It’s that time of year. Over at Nature, we’ve been looking back over 2014 as we gear up for the Christmas festivities. At Futures, we try to look forwards, and so this week’s story is a futuristic tale with a seasonal twist. The chains of plenty is written by S R Algernon, who has appeared several times in the Futures section, first with his tale A time for peace and more recently with both Planetary defences and Cargo cult. His story A pocket full of phlogiston appears in the Futures 2 anthology, which (on a seasonal note) would make a wonderful Christmas present. As is rapidly becoming traditional, I’m pleased to say that we have a guest post explaining how Marley and Scrooge ended up in a Futures story…
Writing The chains of plenty
The inspirations for The chains of plenty were some of the pundits that I encountered on TV and the Internet after the 2008–09 financial crash. I saw echoes of Scrooge-like sentiments — that the poor ought to work harder, that they ought to fight with each other for scarce jobs, and that they were less entitled to the benefits of society than people who traded commodities for a living. Some of these exhortations seemed like parables or sermons in their simplicity. There seemed to be no shortage of institutions or people to blame for economic problems, much as it was in Dickens’s day. Despite our vast gains in productivity, technical knowledge and standard of living, we seemed to be just as much in need of Scrooge’s three spirits. My initial aim in writing the story was to carry the Scrooge narrative into a high-tech world to see if it offered a new perspective.
As I updated the characters, I noticed that the three spirits are already with us on our smartphones. We meticulously archive our pasts. We shop online for a bounty of products that would have awed any Victorian. We connect with our neighbours in real time. Our computers predict our futures, completing our sentences, recommending products and warning of dangers. The three spirits are benevolent and bound to our service, for the most part. Still, in all strata of society, people want a bigger share of the pie and, furthermore, a reason why they are justified in getting it. It seemed to come back to Ignorance and Want, the human miseries singled out by Dickens for special mention. Our increases in productivity over the past two centuries had not made us content, and all our accumulated knowledge had not kept us from searching for simple (even, at times, simplistic) explanations for our discontent.
It occurred to me that humans are not psychologically well equipped to accept a free lunch, sometimes for themselves, but especially when they see one given to others. Even when food, shelter, knowledge and art are plentiful and easy to create, it often strikes us as unnatural for these things to be given away. Someone must benefit, even if that person, like Scrooge, is only nominally connected to production. Ideologies come and go, providing different explanations for who is entitled to what. We could face a paradox where we have the power to create everything we might want and yet feel worse off than Tiny Tim. We could attain the knowledge of how to distribute goods efficiently but reject that knowledge in favour of a system that aligns with our moral instincts. Ignorance and want, it seems, are not just hardships of the poor but are also psychological tormentors of the wealthy.
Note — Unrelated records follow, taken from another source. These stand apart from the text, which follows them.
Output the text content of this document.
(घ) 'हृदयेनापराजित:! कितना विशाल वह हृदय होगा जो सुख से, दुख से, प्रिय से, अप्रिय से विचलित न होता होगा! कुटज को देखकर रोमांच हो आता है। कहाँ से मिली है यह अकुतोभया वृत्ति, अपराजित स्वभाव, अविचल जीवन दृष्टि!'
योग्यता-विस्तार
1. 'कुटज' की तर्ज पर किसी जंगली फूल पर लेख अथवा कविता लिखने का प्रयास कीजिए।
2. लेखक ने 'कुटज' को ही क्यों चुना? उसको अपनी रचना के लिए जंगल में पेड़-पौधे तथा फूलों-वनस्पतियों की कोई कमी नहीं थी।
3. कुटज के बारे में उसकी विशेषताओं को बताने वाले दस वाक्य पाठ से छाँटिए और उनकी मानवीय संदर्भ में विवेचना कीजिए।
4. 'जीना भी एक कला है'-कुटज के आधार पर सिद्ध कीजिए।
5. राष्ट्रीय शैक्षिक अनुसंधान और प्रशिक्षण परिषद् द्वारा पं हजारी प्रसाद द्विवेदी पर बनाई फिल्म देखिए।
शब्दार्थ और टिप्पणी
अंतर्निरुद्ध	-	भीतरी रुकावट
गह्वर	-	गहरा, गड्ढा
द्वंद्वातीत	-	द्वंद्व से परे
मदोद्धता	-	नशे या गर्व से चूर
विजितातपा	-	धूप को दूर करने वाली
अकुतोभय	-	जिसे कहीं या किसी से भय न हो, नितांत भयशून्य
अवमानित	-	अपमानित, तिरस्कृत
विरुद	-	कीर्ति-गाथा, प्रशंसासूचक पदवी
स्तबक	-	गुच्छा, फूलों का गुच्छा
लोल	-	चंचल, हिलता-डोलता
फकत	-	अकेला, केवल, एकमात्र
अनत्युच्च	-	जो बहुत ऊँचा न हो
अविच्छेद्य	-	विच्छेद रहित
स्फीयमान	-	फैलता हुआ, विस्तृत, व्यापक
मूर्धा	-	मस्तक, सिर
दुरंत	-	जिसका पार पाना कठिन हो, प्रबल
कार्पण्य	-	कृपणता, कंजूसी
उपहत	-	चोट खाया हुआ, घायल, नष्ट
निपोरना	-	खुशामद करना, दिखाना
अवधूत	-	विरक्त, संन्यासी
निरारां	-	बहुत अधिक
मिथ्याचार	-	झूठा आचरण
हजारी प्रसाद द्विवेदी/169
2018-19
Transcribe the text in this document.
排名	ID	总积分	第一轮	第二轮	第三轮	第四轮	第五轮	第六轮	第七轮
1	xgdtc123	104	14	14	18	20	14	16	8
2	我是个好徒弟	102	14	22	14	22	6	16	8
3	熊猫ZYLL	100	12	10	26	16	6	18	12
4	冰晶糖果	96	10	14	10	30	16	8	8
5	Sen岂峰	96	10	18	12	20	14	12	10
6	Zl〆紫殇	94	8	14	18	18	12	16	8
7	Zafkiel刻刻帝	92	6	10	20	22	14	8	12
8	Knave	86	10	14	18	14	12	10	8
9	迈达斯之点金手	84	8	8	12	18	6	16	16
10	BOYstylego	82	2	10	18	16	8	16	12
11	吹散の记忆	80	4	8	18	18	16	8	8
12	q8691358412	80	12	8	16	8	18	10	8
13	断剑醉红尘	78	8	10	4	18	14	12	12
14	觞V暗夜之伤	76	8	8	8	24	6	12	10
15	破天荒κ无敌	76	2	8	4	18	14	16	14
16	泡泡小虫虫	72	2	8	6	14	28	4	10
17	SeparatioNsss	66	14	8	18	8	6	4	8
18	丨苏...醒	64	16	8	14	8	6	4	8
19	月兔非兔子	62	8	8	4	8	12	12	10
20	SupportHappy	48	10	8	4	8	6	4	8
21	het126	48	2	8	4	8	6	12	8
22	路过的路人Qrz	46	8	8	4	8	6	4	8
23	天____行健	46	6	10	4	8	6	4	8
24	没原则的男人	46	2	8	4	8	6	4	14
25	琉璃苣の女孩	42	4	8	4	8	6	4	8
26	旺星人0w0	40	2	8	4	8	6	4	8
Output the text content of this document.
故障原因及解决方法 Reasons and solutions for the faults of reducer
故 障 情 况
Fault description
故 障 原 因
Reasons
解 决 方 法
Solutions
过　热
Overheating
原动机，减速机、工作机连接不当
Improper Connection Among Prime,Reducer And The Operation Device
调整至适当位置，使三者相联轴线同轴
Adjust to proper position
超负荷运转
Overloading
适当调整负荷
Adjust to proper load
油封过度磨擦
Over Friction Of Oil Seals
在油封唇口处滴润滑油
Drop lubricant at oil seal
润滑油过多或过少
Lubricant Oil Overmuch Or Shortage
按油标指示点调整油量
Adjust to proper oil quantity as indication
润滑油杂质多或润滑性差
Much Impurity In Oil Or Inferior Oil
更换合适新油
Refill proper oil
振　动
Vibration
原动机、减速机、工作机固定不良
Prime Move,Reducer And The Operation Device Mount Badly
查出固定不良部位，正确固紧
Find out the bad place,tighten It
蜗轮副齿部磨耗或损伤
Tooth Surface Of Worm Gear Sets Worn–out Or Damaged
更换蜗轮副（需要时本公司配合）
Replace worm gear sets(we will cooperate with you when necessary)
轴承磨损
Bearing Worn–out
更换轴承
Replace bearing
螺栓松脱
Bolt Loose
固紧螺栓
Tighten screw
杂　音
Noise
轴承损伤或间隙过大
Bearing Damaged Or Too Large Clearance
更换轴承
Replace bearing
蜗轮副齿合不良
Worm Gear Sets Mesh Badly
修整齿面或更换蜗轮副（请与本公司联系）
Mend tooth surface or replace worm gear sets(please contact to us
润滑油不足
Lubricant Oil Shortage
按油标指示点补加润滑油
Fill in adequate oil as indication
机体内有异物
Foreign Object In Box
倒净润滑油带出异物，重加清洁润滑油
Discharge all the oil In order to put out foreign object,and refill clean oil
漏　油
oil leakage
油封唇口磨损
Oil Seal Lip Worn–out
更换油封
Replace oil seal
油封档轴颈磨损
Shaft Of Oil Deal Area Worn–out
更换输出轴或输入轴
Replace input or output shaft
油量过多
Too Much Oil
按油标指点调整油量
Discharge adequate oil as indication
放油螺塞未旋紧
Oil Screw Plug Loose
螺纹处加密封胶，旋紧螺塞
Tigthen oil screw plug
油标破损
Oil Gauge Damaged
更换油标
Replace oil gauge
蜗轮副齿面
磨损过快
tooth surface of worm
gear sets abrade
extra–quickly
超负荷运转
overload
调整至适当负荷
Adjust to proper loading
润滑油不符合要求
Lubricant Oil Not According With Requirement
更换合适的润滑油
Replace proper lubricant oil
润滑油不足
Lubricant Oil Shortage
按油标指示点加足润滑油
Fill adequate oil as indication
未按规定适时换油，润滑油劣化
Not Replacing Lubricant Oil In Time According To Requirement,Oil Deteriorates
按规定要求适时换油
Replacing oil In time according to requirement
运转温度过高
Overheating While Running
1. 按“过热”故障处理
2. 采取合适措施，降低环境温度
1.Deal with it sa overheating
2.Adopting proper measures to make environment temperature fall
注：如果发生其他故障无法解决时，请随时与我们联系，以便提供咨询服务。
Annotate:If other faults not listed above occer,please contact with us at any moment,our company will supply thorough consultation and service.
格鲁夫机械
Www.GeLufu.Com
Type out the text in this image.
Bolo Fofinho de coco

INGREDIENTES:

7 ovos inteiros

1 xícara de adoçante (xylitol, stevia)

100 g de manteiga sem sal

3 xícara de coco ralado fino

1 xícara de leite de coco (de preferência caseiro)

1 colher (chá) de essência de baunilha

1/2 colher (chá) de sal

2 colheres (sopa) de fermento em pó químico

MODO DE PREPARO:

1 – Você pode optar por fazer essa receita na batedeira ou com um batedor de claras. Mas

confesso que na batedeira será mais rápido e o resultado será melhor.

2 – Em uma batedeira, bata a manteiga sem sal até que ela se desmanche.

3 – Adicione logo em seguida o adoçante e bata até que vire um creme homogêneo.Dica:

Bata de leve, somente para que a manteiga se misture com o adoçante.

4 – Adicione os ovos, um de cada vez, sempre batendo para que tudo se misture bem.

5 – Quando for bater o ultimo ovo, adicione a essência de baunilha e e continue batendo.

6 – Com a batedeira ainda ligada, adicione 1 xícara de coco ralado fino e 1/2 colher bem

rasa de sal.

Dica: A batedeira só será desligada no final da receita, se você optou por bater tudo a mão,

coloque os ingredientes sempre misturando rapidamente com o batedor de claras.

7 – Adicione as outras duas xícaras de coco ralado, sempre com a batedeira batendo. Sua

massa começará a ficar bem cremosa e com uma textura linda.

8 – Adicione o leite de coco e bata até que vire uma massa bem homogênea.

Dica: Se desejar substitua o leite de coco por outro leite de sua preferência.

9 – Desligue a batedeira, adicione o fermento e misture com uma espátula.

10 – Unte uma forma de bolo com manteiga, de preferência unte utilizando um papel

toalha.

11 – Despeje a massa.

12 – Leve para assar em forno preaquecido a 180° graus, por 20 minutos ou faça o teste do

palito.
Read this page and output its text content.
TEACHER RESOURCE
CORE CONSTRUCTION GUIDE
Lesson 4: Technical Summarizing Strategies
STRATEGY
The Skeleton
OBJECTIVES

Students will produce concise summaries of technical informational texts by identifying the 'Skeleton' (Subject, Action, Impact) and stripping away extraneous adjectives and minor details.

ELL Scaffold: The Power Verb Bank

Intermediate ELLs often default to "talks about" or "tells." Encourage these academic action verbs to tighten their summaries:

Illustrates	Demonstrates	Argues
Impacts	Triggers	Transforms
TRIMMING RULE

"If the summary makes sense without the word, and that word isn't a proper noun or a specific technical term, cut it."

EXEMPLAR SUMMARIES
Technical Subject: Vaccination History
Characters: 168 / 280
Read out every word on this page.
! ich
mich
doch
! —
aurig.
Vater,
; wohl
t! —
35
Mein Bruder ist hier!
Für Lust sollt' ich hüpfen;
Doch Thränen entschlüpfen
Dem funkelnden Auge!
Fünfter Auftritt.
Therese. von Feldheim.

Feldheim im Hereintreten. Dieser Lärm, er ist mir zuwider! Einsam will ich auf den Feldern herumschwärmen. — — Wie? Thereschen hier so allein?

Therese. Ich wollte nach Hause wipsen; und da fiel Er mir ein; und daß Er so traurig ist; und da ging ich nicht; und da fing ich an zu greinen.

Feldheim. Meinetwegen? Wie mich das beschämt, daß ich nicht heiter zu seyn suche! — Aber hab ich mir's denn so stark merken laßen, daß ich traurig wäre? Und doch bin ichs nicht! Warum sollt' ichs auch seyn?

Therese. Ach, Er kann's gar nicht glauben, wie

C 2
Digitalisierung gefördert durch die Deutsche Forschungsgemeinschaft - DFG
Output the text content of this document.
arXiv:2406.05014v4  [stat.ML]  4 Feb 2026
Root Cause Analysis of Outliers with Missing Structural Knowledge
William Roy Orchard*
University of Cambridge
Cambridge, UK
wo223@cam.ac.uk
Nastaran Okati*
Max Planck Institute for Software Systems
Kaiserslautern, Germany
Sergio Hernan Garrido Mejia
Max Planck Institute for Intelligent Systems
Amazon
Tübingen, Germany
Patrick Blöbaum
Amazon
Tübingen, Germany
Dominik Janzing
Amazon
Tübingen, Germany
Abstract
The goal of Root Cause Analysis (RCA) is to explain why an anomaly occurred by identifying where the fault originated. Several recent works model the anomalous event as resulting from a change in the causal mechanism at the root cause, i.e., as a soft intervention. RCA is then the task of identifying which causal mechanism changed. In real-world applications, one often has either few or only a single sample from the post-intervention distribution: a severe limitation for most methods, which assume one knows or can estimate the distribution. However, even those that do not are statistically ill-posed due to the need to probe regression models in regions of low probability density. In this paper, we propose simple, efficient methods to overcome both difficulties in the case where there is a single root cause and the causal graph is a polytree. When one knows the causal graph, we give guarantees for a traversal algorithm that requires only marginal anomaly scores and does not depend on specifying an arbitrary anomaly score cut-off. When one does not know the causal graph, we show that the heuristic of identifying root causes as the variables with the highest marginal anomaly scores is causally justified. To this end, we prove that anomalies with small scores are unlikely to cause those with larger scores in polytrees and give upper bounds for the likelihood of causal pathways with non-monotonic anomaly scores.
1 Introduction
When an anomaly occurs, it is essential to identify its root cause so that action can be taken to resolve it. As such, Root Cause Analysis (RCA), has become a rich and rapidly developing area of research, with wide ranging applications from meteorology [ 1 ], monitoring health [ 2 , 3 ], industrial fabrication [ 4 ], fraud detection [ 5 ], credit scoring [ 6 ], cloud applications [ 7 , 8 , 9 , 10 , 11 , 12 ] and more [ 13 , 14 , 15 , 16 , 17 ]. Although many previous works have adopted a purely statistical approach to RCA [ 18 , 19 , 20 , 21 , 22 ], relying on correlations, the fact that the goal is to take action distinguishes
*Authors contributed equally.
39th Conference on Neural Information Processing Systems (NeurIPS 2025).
This led me to a different perspective on A Christmas carol and the spirit of Christmas in general. The visitations seemed not a punitive effort to castigate Scrooge for his greed but instead as a well-intentioned attempt to prepare him for paradise. Tiny Tim, in contrast, can enter heaven not as a reward for the suffering he endured but instead because his suffering trained him to be content with very few material comforts. The Ebenezer Scrooge that wakes up on Christmas morning isn’t redeemed because he has become self-sacrificing or penitent. Instead, he learned to enjoy the company of others and (paradoxically) he became generous because he stopped caring so much about how much or how little the poor were entitled to.
Marley, with his perhaps Christ-like suffering, seemed key to this process. In order for Scrooge to feel entitled to his free lunch (i.e., to stop worrying and let himself enjoy parlour games with his nephew and so forth), he needed to feel that it was earned. By proving himself more virtuous and wiser than Marley, Scrooge could feel that he deserved to enjoy the riches around him. The knowledge that he had avoided Marley’s fate cured him of the need to explain his life through Malthusian ideology.
For now, the notion of heaven or paradise is, as it was in Dickens’s day, an idealized abstraction. However, since that time, we have turned many spiritual, mythical or fairy-tale concepts into physical realities. It might not be too much longer (on a historical timescale) before an all-but-eternal life of pleasure is free for the taking. The question is, will we accept it, and might we not benefit from someone like Jacob Marley to nudge us towards it?